È davanti ad una situazione di questo genere che ci si sente particolarmente impotenti: perché lottare contro di essa non sarebbe solo come vestire i panni di Davide contro Golia; la sproporzione non è solo quantitativa, è anche e soprattutto qualitativa: come si fa a lottare per un bene che non è riconosciuto come tale dai propri interlocutori, come persuaderli di essere delle vittime manipolate a piacere, quando essi ritengono di essere lucidi, attenti e perfettamente consapevoli di quello che fanno e di quello che chiedono? Ci si verrebbe a trovare nella posizione contro cui ammonisce la parabola evangelica: a voler dare le perle ai porci, si provoca soltanto la loro rabbia, fino a farsi travolgere e calpestare da essi. E ciò, in fondo, per una ragione semplice e giustissima: i porci non gradiscono le perle, ma pretendono le ghiande.
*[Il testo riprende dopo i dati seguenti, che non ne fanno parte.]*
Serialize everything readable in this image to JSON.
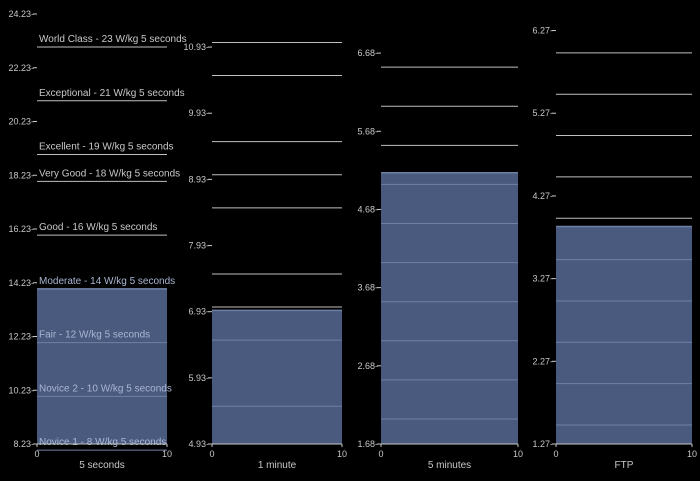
{
  "colors": {
    "background": "#000000",
    "bar": "#4a5a7e",
    "bar_edge": "#6f80a6",
    "level_line": "#bfbfbf",
    "text": "#c8c8c8"
  },
  "chart_data": [
    {
      "type": "bar",
      "xlabel": "5 seconds",
      "ylim": [
        8.23,
        24.23
      ],
      "yticks": [
        "8.23",
        "10.23",
        "12.23",
        "14.23",
        "16.23",
        "18.23",
        "20.23",
        "22.23",
        "24.23"
      ],
      "xlim": [
        0,
        10
      ],
      "xticks": [
        "0",
        "10"
      ],
      "value": 14.0,
      "levels": [
        {
          "label": "Novice 1 - 8 W/kg 5 seconds",
          "value": 8
        },
        {
          "label": "Novice 2 - 10 W/kg 5 seconds",
          "value": 10
        },
        {
          "label": "Fair - 12 W/kg 5 seconds",
          "value": 12
        },
        {
          "label": "Moderate - 14 W/kg 5 seconds",
          "value": 14
        },
        {
          "label": "Good - 16 W/kg 5 seconds",
          "value": 16
        },
        {
          "label": "Very Good - 18 W/kg 5 seconds",
          "value": 18
        },
        {
          "label": "Excellent - 19 W/kg 5 seconds",
          "value": 19
        },
        {
          "label": "Exceptional - 21 W/kg 5 seconds",
          "value": 21
        },
        {
          "label": "World Class - 23 W/kg 5 seconds",
          "value": 23
        }
      ]
    },
    {
      "type": "bar",
      "xlabel": "1 minute",
      "ylim": [
        4.93,
        11.43
      ],
      "yticks": [
        "4.93",
        "5.93",
        "6.93",
        "7.93",
        "8.93",
        "9.93",
        "10.93"
      ],
      "xlim": [
        0,
        10
      ],
      "xticks": [
        "0",
        "10"
      ],
      "value": 6.95,
      "levels": [
        {
          "label": "",
          "value": 5.5
        },
        {
          "label": "",
          "value": 6.5
        },
        {
          "label": "",
          "value": 7.0
        },
        {
          "label": "",
          "value": 7.5
        },
        {
          "label": "",
          "value": 8.5
        },
        {
          "label": "",
          "value": 9.0
        },
        {
          "label": "",
          "value": 9.5
        },
        {
          "label": "",
          "value": 10.5
        },
        {
          "label": "",
          "value": 11.0
        }
      ]
    },
    {
      "type": "bar",
      "xlabel": "5 minutes",
      "ylim": [
        1.68,
        7.18
      ],
      "yticks": [
        "1.68",
        "2.68",
        "3.68",
        "4.68",
        "5.68",
        "6.68"
      ],
      "xlim": [
        0,
        10
      ],
      "xticks": [
        "0",
        "10"
      ],
      "value": 5.15,
      "levels": [
        {
          "label": "",
          "value": 2.0
        },
        {
          "label": "",
          "value": 2.5
        },
        {
          "label": "",
          "value": 3.0
        },
        {
          "label": "",
          "value": 3.5
        },
        {
          "label": "",
          "value": 4.0
        },
        {
          "label": "",
          "value": 4.5
        },
        {
          "label": "",
          "value": 5.0
        },
        {
          "label": "",
          "value": 5.5
        },
        {
          "label": "",
          "value": 6.0
        },
        {
          "label": "",
          "value": 6.5
        }
      ]
    },
    {
      "type": "bar",
      "xlabel": "FTP",
      "ylim": [
        1.27,
        6.47
      ],
      "yticks": [
        "1.27",
        "2.27",
        "3.27",
        "4.27",
        "5.27",
        "6.27"
      ],
      "xlim": [
        0,
        10
      ],
      "xticks": [
        "0",
        "10"
      ],
      "value": 3.9,
      "levels": [
        {
          "label": "",
          "value": 1.5
        },
        {
          "label": "",
          "value": 2.0
        },
        {
          "label": "",
          "value": 2.5
        },
        {
          "label": "",
          "value": 3.0
        },
        {
          "label": "",
          "value": 3.5
        },
        {
          "label": "",
          "value": 4.0
        },
        {
          "label": "",
          "value": 4.5
        },
        {
          "label": "",
          "value": 5.0
        },
        {
          "label": "",
          "value": 5.5
        },
        {
          "label": "",
          "value": 6.0
        }
      ]
    }
  ]
}
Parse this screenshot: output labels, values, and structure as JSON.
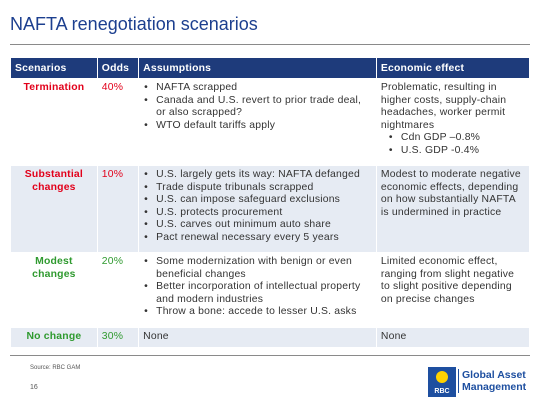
{
  "header": {
    "title": "NAFTA renegotiation scenarios"
  },
  "table": {
    "columns": [
      "Scenarios",
      "Odds",
      "Assumptions",
      "Economic effect"
    ],
    "rows": [
      {
        "scenario": "Termination",
        "odds": "40%",
        "color": "#e2001a",
        "assumptions": [
          "NAFTA scrapped",
          "Canada and U.S. revert to prior trade deal, or also scrapped?",
          "WTO default tariffs apply"
        ],
        "effect": "Problematic, resulting in higher costs, supply-chain headaches, worker permit nightmares",
        "effect_bullets": [
          "Cdn GDP –0.8%",
          "U.S. GDP -0.4%"
        ]
      },
      {
        "scenario": "Substantial changes",
        "odds": "10%",
        "color": "#e2001a",
        "assumptions": [
          "U.S. largely gets its way: NAFTA defanged",
          "Trade dispute tribunals scrapped",
          "U.S. can impose safeguard exclusions",
          "U.S. protects procurement",
          "U.S. carves out minimum auto share",
          "Pact renewal necessary every 5 years"
        ],
        "effect": "Modest to moderate negative economic effects, depending on how substantially NAFTA is undermined in practice",
        "effect_bullets": []
      },
      {
        "scenario": "Modest changes",
        "odds": "20%",
        "color": "#2f9a2f",
        "assumptions": [
          "Some modernization with benign or even beneficial changes",
          "Better incorporation of intellectual property and modern industries",
          "Throw a bone: accede to lesser U.S. asks"
        ],
        "effect": "Limited economic effect, ranging from slight negative to slight positive depending on precise changes",
        "effect_bullets": []
      },
      {
        "scenario": "No change",
        "odds": "30%",
        "color": "#2f9a2f",
        "assumptions": [],
        "assumptions_text": "None",
        "effect": "None",
        "effect_bullets": []
      }
    ]
  },
  "footer": {
    "source": "Source: RBC GAM",
    "page": "16",
    "logo_mark": "RBC",
    "logo_lines": [
      "Global Asset",
      "Management"
    ]
  }
}
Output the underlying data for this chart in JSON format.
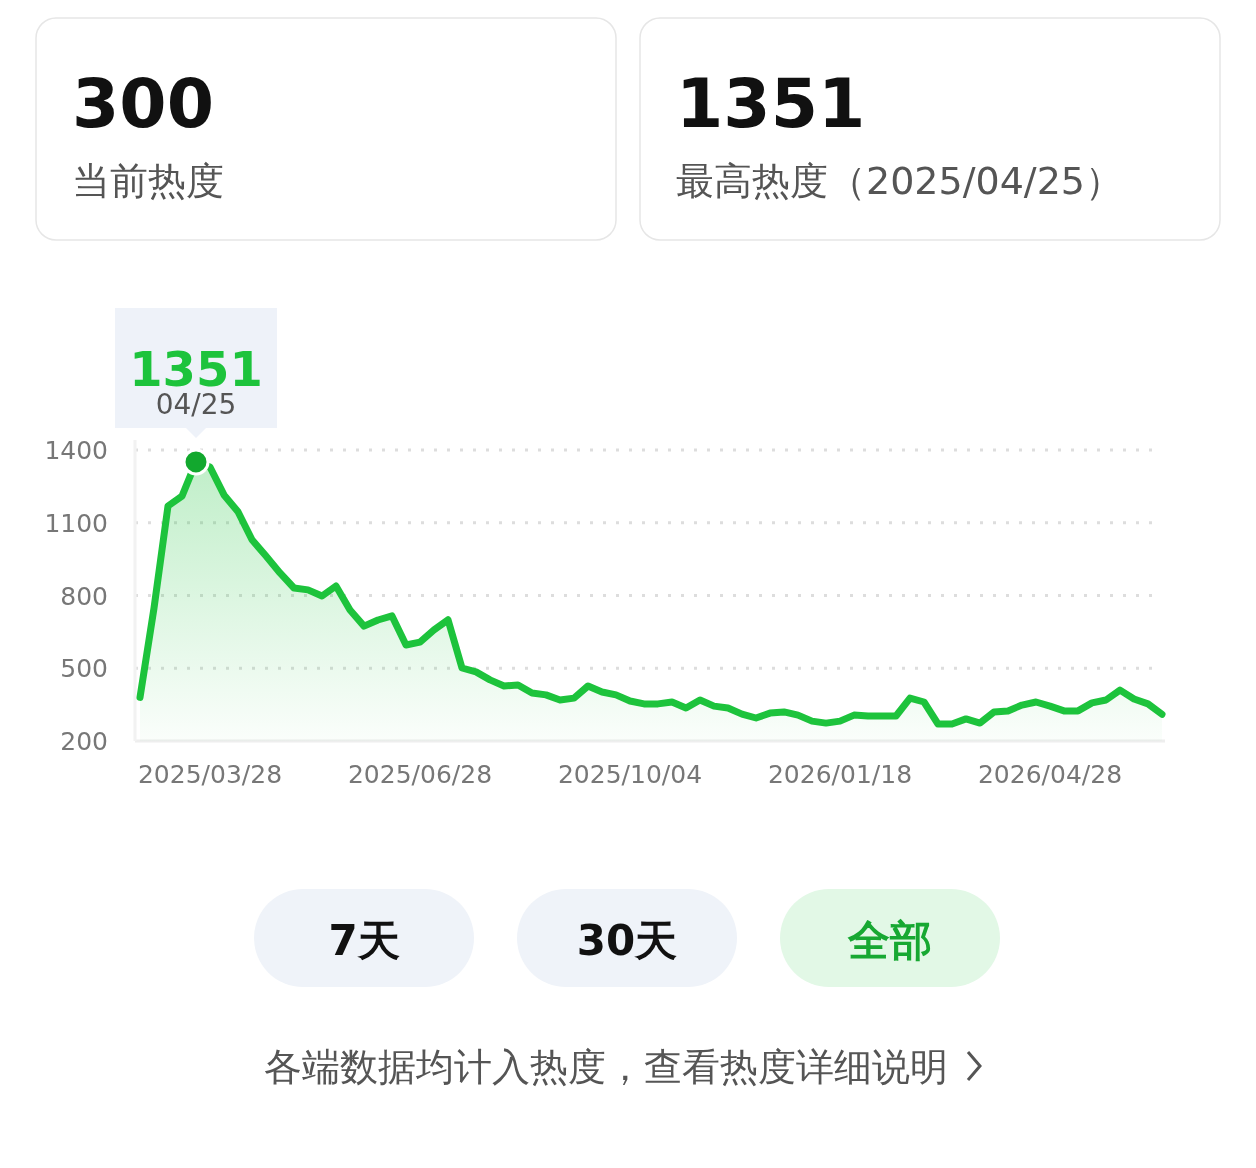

Certo, noi sappiamo che quei porci sono degli esseri umani che la crudele magia di Circe ha trasformato in altrettanti bruti: ma come fare per aiutarli, se essi per primi negano che le cose stiano così e sostengono che chi voglia liberarli è un pazzo o, peggio, che è animato da qualche secondo fine inconfessabile? Come fare a rimanere degli esseri umani, in un mondo che, come voleva Ionesco, è ormai popolato quasi soltanto da rinoceronti, fieri d’essere tali?

A rendere le cose più difficili, c’è l’incapacità di riconoscere quanto la tecnica tenda a prenderci la mano e quanto il suo uso richieda un sovrappiù di prudenza e senso del limite: un uomo con un altoparlante può rendere la vita impossibile a mille suoi concittadini; un altro uomo, dotato della strumentazione adatta, può fare il lavaggio del cervello a milioni di persone, e senza che esse se ne rendano conto.

I comportamenti irresponsabili sono divenuti abituali, la barbarie fa parte della realtà quotidiana. Ecco un uomo che va a far colazione al bar, ogni mattina: lascia l’automobile con il motore acceso, entra, ordina il cappuccino, aspetta che glielo servano, lo beve con tutta calma, facendosi quattro chiacchiere, poi paga e finalmente esce: e questo ogni mattina, senza mai un dubbio, un ripensamento; sparge metalli pesanti tutto intorno, piombo, cadmio ed altri, tutti altamente dannosi per la salute di moltissime persone, e solo per non darsi il disturbo di spegnere il motore o per risparmiare qualche misero centesimo di euro.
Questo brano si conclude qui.